Investigating LLM's Problem Solving Capability -- a Study on Statics Questions

Investigating LLM’s Problem Solving Capability — a Study on Statics Questions

调查大语言模型的问题解决能力——以静力学问题为例

Large Language Models (LLMs) have rapidly influenced many aspects of society, particularly education, due to their demonstrated ability to complete assignments and examinations across a wide range of subjects. 大语言模型(LLMs)凭借其在广泛学科中完成作业和考试的卓越能力,已迅速影响了社会的诸多方面,尤其是在教育领域。

Although prior studies have examined the educational impact of LLMs, much of the existing work relies on public or open problem datasets and lacks topic-specific analysis. 尽管先前的研究已经探讨了 LLMs 对教育的影响,但现有的大部分工作仍依赖于公开或开放的问题数据集,且缺乏针对特定主题的深入分析。

In engineering education, especially within mechanical engineering, systematic investigations of LLM performance on specific problem types remain limited. 在工程教育,特别是机械工程领域,针对 LLMs 在特定问题类型上表现的系统性研究仍然十分有限。

Instead of using traditional methods that directly ask textbook questions to an LLM tool, our study adopts a model distillation process to evaluate LLM capabilities in solving statics problems. 与直接向 LLM 工具提问教科书问题的传统方法不同,本研究采用模型蒸馏过程来评估 LLMs 解决静力学问题的能力。
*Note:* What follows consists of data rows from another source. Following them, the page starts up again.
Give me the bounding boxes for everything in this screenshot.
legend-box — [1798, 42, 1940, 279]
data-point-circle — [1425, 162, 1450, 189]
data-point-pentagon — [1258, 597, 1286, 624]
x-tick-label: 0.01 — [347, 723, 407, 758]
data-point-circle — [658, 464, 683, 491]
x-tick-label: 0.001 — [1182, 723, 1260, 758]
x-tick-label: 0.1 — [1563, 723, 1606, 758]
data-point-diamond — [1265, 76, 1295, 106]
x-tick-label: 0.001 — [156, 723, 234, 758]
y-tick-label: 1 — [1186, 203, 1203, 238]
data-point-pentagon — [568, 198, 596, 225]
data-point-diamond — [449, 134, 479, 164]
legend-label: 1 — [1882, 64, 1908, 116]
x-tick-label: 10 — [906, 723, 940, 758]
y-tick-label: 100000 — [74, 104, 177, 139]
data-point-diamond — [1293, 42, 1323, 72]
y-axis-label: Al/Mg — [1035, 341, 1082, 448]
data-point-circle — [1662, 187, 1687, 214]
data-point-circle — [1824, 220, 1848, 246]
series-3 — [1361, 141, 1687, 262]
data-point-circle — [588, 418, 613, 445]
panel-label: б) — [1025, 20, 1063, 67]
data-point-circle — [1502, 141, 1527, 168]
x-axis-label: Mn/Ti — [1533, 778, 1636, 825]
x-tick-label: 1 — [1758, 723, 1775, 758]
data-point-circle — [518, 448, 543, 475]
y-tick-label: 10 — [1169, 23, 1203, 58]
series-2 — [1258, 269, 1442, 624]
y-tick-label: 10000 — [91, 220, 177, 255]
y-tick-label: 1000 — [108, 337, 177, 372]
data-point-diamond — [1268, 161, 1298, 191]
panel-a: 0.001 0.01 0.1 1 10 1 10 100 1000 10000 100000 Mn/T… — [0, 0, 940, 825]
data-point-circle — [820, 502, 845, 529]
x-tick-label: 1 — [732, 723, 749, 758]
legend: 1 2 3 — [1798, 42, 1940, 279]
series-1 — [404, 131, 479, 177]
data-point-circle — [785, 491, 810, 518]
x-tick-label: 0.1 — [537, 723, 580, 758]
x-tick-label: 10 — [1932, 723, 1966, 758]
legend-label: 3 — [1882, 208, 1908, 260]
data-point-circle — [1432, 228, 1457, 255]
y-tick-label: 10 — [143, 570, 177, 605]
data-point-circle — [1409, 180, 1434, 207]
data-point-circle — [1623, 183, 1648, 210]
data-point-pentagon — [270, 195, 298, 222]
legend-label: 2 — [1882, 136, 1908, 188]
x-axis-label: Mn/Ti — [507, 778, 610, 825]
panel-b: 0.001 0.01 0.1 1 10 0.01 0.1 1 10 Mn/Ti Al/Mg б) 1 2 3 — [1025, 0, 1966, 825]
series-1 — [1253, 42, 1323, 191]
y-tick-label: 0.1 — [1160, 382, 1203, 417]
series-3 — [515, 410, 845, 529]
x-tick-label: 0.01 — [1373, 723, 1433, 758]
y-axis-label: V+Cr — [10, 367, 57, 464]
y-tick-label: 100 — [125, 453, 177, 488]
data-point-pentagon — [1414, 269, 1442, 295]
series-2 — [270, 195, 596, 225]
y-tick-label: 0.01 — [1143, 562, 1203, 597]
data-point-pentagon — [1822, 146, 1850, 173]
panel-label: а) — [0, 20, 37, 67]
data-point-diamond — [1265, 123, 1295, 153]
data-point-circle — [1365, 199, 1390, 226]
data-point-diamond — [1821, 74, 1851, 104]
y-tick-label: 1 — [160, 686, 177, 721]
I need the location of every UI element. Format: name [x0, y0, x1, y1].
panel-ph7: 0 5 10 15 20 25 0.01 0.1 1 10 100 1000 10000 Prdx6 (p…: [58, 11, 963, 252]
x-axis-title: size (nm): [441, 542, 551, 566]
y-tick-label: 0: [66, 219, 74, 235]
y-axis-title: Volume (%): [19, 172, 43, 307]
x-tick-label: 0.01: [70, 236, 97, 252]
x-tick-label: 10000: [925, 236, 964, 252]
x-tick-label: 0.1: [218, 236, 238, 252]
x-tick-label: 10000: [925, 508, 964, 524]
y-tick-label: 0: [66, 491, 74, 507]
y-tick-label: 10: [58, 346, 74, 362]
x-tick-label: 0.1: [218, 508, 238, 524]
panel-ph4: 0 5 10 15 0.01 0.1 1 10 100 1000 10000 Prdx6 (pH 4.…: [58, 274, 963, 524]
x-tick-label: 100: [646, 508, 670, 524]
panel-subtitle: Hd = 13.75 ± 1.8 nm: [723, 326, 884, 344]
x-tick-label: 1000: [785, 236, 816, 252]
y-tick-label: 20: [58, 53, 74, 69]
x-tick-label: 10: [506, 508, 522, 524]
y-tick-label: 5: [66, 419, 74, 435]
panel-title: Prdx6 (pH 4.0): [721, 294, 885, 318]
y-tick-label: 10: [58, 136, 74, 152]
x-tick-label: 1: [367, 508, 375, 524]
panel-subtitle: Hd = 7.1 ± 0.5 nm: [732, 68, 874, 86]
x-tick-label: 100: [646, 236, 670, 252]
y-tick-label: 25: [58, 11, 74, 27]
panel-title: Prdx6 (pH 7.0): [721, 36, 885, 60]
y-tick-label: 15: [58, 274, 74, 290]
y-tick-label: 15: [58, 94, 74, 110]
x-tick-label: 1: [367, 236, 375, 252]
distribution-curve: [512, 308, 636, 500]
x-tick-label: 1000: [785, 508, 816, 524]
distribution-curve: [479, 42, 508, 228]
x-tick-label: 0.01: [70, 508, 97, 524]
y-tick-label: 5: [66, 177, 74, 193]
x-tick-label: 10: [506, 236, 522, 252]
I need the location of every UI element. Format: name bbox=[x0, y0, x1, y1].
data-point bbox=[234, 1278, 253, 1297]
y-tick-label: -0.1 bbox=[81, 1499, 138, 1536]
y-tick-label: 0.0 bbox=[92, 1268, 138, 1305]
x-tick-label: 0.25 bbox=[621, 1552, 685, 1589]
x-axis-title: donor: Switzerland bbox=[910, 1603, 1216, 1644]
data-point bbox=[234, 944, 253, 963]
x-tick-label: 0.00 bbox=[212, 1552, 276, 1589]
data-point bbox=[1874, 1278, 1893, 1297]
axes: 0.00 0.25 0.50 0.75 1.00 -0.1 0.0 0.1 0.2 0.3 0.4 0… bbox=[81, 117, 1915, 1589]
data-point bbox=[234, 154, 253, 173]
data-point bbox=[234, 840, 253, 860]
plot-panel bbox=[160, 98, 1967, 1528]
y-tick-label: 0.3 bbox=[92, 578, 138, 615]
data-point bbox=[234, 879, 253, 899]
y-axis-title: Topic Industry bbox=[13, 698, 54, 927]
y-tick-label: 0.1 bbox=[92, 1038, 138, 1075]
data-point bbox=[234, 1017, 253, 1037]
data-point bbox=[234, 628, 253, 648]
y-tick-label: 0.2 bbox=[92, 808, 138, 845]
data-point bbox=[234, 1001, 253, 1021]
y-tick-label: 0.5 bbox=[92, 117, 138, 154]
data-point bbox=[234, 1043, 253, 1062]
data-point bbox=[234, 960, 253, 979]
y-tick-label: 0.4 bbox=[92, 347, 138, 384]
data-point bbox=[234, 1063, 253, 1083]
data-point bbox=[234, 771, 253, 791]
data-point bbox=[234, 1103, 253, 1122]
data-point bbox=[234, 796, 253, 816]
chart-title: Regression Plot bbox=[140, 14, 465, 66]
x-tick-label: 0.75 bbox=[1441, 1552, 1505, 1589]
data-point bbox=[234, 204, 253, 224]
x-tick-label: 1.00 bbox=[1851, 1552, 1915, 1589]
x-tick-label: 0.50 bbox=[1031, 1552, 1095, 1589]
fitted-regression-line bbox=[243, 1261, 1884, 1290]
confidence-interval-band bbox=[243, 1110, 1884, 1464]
By distilling ChatGPT, we extracted 25 text-only statics questions and further constructed two additional datasets by adding diagrams and modifying their numerical values. 通过对 ChatGPT 进行蒸馏,我们提取了 25 个纯文本静力学问题,并通过添加图表和修改数值,进一步构建了两个额外的数据集。

Experimental results show that while LLMs perform well on text-only statics problems, their accuracy decreases when diagrams are introduced and the problems require multi-step reasoning. 实验结果表明,虽然 LLMs 在纯文本静力学问题上表现良好,但当引入图表且问题需要多步推理时,其准确率会下降。

Further analysis suggests that this performance drop is not primarily caused by limitations in image recognition, but rather by difficulties in multi-step reasoning and in consistently applying extracted visual information across successive solution stages. 进一步分析表明,这种性能下降并非主要由图像识别的局限性引起,而是源于模型在多步推理以及在连续求解阶段中一致性地应用所提取视觉信息方面的困难。